Die Theater AG 'September' existiert seit Dezember 1997, die Gruppe bestand damals aus 12 Mitgliedern, heute sind es 20. Wir fingen bescheiden an mit einem kurzen Stück, geschrieben für Schüler/innen, das wir gemeinsam umschrieben, um es ein wenig zu aktualisieren, und auf unserem ersten Schulfest aufführten. Die Resonanz war unerwartet hoch und wir konnten von den Einnahmen bereits ein Sparbuch anlegen. Es folgten 1999 vier Aufführungen des Dramas "Die Physiker" von Dürrenmatt, die alle ein großer Erfolg wurden. Im Sommer 2000 führten wir ebenfalls vier Mal das Drama "Wir sind noch einmal davongekommen" von Thornten Wilder auf, auch das ein Erfolg, der uns Mut machte, das nächste Stück in Angriff zu nehmen.

Wir nehmen uns also vor, ein Mal im Jahr ein neues Stück zu präsentieren. Da die Stücke doch recht lang sind, reicht es nicht, nur ein Mal pro Woche 90 Minuten zu proben, so dass wir uns im Sommerhalbjahr auch samstags in der Schule treffen. In der 'heißen Phase', kurz vor den Aufführungen, proben wir gar drei Mal pro Woche, jeweils 4 Stunden. Da geht schonmal ein Wochenende drauf.

Die Stücke werden gemeinsam ausgewählt; ich als Leiterin der AG schlage 2-3 Stücke vor (oder auch die Mitglieder), übernehme also im Allgemeinen die Vorauswahl, die AG stimmt dann, nachdem alle das Stück gelesen haben, darüber ab, welches Drama gespielt wird.
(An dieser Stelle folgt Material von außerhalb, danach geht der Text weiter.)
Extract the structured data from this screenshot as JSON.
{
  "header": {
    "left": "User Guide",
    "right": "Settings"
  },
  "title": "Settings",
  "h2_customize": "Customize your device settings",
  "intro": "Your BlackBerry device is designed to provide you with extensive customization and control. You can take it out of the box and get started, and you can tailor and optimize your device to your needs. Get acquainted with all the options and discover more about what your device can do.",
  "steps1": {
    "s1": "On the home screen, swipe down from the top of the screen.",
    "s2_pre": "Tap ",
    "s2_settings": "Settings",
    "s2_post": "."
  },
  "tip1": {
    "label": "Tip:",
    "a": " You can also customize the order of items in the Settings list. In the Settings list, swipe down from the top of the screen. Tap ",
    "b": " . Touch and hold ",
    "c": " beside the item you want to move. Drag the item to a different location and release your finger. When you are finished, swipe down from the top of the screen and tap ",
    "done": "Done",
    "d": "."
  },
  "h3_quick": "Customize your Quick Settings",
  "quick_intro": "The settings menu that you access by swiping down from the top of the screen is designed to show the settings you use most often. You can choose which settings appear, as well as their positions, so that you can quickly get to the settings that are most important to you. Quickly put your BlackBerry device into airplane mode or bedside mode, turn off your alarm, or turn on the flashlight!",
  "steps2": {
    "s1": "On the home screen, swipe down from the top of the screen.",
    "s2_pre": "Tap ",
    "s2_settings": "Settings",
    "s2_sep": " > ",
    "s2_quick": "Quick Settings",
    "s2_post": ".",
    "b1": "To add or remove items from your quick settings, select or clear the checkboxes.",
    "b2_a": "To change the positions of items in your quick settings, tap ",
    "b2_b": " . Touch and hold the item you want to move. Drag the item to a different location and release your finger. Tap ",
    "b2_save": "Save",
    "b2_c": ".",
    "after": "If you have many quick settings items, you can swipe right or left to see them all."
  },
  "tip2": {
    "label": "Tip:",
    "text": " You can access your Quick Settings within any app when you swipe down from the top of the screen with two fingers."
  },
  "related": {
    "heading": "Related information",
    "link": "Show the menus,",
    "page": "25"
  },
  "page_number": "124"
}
Ähnlich demokratisch verhält es sich bei der Verteilung der Rollen: Jede/r wählt eine Rolle aus, die sie oder er gern spielen möchte, wir veranstalten Leseproben, und die gesamte Gruppe bespricht dann unter Vermeidung jeglicher böser Kritik, wer wohl am besten für die Rolle geeignet ist. Dabei müssen Stimme, Größe und Alter mit berücksichtigt werden, damit die Rolle authentisch bleibt. Probleme gab es bei dieser Vorgehensweise noch nie. Grundsätzlich stecken die Schüler/innen eher zurück, als dass sie sich in den Vordergrund spielen wollen, und sprechen sich ohne mein Zutun ab.

Auch bei der Umsetzung des Stücks übernehmen die Jugendlichen große Verantwortung. Das Bühnenbild wird gemeinsam besprochen und besonders die erfahrenen Mitglieder liefern immer wieder neue Impulse, die z.B. Gestik, Mimik, Tonlage oder Kostüme der Figuren betreffen.

Dies führt dazu*, dass sich die AG mit den Stücken identifiziert und mit großem Engagement an den jeweiligen Rollen feilt. Dies führt aber auch gelegentlich zu lautstarken Diskussionen zwischen den Mitgliedern und mir, nämlich z.B. dann, wenn ich kleine Textpassagen streichen möchte, aus Sorge, das Publikum könnte sich langweilen. Die Identifikation mit dem Stück ist so stark bei den Schauspielern, dass es ihnen das Herz bricht, auch nur einen Satz zu streichen ("Gerade DER Satz ist so wichtig!"). Mit dem Argument "in der Oper sitzen die Leute schließlich 4 Stunden und halten das aus" einigen wir uns dann auf einen Kompromiss.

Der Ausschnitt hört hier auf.